O diplomata português Bruno Maçães fala já há alguns anos da “ascensão do estado-civilização”, em substituição à fracassada tentativa moderna de estabelecer estados nacionais. É uma percepção brilhante de nosso irmão lusófono, e a guerra do momento pode perfeitamente ser lida por este prisma. Não se trata, para o autocrata russo, apenas de afastar a Otan da vizinhança. Provavelmente é muito mais importante para ele não apenas proteger os russos que vivem em território ucraniano, como também exaltar e reverenciar o mito de os famosos “rus de Kiev” terem dado origem a uma civilização eslava de que os russos (e ucranianos) seriam parte. Tal civilização, para Putin, deve estar unida.

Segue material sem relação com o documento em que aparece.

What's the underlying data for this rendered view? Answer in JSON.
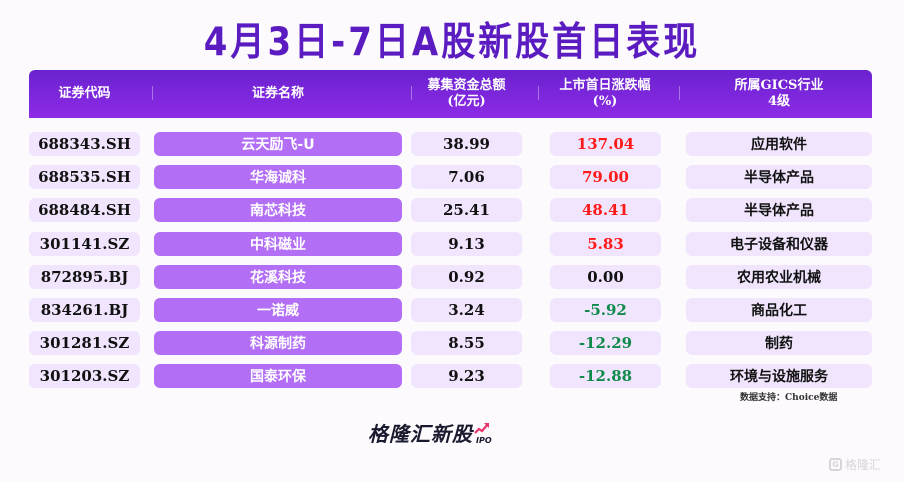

Daí, por exemplo, a concessão de passaportes russos aos membros do cerne russo da civilização eslava que não habitam na Rússia propriamente dita. É o caso de grande parcela dos habitantes do Donbass e da “Novorrússia”, a área da atual Ucrânia situada às margens dos mares Negro e de Azov. Não se trata nem de gente nascida em território russo nem de filhos de cidadãos russos, como seria o caso nos agonizantes estados-nação; são, sim, inegavelmente, membros duma civilização, duma cultura russa. Do mesmo modo, os próprios ucranianos – bem como os bielorrussos – são para o ditador membros da mesma civilização, ainda que membros periféricos, fronteiriços. Daí a sem-cerimônia com que ele manda tropas para o que indubitavelmente percebe como uma ação policial interna, e ao mesmo tempo a preocupação em dominar as áreas sem destruir mais que o estritamente indispensável do ponto de vista tático. Aliás, a proporção de policiais por habitante em Nova Iorque é mais de duas vezes a de soldados russos por habitante na Ucrânia.
Do mesmo modo, a Índia tem um sistema facilitado de obtenção de cidadania indiana para paquistaneses e bengaleses que não sejam muçulmanos. Mais uma vez, o critério não é nenhum dos “clássicos” da modernidade, sim o de pertencimento a uma mesma civilização – no caso a hindu. A China arroga-se o direito até mesmo de sequestrar em qualquer parte do mundo e conduzir para seu território para julgamento pessoas de ascendência e cultura chinesa cuja atuação política ou intelectual esteja incomodando o Partido Comunista. Mesmo que nem elas nem seus pais tenham sequer pisado em algum momento no território da República Popular da China, o fato de elas serem membros da mesma civilização as torna, aos olhos dos órgãos de repressão chineses, “responsabilidade” do governo chinês.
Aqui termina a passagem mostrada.